项目名称: 高维数据的假设检验
项目编号: No.11271031
项目类型: 面上项目
立项/批准年度: 2013
项目学科: 数理科学和化学
项目作者: 王汉生
作者单位: 北京大学
项目金额: 50万元
中文摘要: 在实际研究工作中,人们碰到的高维数据越来越多,而相应的统计方法的发展相对滞后。在过去的5-10年里,高维数据的变量选择方法获得了很大的发展,而在假设检验方面却建树甚微。这恰恰是最近一两年刚刚兴起的研究前沿。本课题将根据现有的研究以及文献进展,在以下各个方面做重要且深入的贡献:(1)考虑在因子结构下的超高维假设检验问题,而现有的结果都假设无因子结构;(2)考虑高维部分检验(Partial Test),而现有的结果都只考虑了全局检验(Global Test);(3)考虑高维数据挖掘方法的假设检验(例如:Na?ve Bayes),而现有的结果只考虑了经典的回归或者多元模型;(4)考虑大规模网络数据(Network Data)的假设检验问题,而现有的结果都基于独立同分布假设。
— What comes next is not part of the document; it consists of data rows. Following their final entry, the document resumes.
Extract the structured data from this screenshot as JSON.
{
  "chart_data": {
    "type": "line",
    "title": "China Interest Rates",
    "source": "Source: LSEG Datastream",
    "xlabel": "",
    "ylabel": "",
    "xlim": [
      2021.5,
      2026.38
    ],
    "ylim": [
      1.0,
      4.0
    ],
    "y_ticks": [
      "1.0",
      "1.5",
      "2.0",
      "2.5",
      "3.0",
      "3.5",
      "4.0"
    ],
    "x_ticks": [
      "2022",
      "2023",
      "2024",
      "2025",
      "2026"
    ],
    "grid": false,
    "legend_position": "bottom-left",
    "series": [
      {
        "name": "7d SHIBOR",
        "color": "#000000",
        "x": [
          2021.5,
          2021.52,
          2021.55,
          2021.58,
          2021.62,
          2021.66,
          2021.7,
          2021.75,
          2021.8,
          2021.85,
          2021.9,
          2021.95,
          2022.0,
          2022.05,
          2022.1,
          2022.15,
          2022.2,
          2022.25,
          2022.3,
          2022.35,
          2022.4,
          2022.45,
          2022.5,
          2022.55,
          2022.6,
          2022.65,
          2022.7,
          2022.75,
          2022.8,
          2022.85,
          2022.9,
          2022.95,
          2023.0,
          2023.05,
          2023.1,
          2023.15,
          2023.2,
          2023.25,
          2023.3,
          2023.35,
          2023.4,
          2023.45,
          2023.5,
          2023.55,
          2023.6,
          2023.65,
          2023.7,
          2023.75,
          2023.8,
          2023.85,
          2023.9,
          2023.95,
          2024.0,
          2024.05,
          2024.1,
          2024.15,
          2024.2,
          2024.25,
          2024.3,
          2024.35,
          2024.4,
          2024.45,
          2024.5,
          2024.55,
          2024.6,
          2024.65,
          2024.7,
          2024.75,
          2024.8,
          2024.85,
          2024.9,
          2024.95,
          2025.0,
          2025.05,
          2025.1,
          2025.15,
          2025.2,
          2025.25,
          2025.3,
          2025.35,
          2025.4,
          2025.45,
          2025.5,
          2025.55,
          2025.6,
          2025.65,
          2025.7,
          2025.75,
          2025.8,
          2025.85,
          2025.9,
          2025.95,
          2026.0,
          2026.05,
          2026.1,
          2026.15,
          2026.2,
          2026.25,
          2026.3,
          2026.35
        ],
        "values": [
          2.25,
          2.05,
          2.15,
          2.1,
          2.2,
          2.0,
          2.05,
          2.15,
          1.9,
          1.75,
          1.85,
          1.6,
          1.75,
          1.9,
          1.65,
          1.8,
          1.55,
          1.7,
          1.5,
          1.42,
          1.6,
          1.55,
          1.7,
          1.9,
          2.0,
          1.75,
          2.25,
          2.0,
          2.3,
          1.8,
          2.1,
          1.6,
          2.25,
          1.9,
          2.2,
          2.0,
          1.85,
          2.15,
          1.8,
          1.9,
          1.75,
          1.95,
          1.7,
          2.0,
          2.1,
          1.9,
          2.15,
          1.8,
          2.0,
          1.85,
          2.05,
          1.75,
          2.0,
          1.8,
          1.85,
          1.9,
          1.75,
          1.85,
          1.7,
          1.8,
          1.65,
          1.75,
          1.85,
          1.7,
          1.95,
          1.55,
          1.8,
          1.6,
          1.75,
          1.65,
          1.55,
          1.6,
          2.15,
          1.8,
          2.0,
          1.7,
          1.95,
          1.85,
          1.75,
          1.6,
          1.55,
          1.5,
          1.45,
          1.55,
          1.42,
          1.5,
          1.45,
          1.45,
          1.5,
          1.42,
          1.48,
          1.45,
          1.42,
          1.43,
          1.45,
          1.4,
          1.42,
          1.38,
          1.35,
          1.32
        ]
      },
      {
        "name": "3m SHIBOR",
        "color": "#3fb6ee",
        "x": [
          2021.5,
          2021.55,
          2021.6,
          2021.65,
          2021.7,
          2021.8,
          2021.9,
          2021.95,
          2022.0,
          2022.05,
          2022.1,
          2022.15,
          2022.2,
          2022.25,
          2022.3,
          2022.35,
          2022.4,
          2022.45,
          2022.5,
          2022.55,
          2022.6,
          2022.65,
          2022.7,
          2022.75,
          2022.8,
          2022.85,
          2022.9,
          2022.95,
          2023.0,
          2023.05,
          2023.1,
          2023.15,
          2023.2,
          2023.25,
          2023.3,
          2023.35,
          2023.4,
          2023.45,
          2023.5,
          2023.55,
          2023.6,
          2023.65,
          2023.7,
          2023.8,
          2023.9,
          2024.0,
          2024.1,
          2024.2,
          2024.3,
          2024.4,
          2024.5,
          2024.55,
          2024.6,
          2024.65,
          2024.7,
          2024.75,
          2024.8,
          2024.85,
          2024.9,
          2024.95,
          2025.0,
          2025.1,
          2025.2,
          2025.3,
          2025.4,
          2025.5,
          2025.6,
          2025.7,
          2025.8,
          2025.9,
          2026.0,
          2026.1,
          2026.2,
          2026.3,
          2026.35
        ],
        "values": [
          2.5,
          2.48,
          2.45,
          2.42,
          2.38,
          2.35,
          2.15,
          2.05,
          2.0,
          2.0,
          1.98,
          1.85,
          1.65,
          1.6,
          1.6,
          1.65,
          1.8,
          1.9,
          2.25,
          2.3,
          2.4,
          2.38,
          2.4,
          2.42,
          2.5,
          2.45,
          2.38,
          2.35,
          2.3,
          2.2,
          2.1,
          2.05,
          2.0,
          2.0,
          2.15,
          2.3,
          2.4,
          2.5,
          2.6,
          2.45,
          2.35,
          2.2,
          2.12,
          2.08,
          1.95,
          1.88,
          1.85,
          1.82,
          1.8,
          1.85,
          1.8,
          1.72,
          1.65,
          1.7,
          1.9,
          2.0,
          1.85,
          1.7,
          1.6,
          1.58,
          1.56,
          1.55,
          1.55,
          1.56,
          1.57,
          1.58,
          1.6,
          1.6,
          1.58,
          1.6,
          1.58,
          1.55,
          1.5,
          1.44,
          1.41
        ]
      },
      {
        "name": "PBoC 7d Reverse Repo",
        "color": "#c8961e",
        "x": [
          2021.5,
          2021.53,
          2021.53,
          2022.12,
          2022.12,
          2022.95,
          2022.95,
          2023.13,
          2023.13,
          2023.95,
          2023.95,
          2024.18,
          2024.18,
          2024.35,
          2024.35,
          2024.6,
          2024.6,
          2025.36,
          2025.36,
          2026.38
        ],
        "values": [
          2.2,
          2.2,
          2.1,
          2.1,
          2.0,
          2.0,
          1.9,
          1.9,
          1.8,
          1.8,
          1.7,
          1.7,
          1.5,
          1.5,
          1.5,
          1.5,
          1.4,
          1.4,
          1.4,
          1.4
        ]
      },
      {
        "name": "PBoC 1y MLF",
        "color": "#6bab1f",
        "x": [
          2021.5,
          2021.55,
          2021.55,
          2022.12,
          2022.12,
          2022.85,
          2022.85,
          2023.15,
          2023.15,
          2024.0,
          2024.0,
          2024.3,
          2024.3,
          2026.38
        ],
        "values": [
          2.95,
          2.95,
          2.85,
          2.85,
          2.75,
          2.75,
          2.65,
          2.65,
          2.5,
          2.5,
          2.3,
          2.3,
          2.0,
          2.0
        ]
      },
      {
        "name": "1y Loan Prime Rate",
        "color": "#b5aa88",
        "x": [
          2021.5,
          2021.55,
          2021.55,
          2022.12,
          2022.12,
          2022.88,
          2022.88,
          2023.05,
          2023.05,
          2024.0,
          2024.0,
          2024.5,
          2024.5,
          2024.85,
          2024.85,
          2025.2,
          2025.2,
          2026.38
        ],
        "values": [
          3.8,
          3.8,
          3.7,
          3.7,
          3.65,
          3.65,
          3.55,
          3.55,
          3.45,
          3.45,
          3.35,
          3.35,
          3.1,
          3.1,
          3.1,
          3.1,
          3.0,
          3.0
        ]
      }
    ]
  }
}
本课题的成果将极大地丰富并发展现有的高维假设检验理论。
中文关键词: 超高维数据;假设检验;因子模型;网络结构;朴素贝叶斯
英文摘要: In real practice, high dimensional data are becoming increasingly available. In contrast, relevant statistical methods are not well developed. During the past 5-10 years, much progress has been made for high dimensional variable selection methods. However, much less has been done for corresponding testing problems. This happens to be one of the most frontier research topics in the past one or two years. Based on the current research and literature progress, this study intends to make important and further contributions on the following perspectives: (1) ultra high dimensional data analysis with a factor structure (most current results are based on non-factor structures); (2) high dimensional partial tests (most existing methods are for global tests); (3) high dimensional data mining methods (past studies mainly considered classical regression or multivariate models); and (4) large scale network data (most existing literatures are based on independent assumptions). As a result, the outputs of this study would further enrich the theory of high dimensional testing substantially.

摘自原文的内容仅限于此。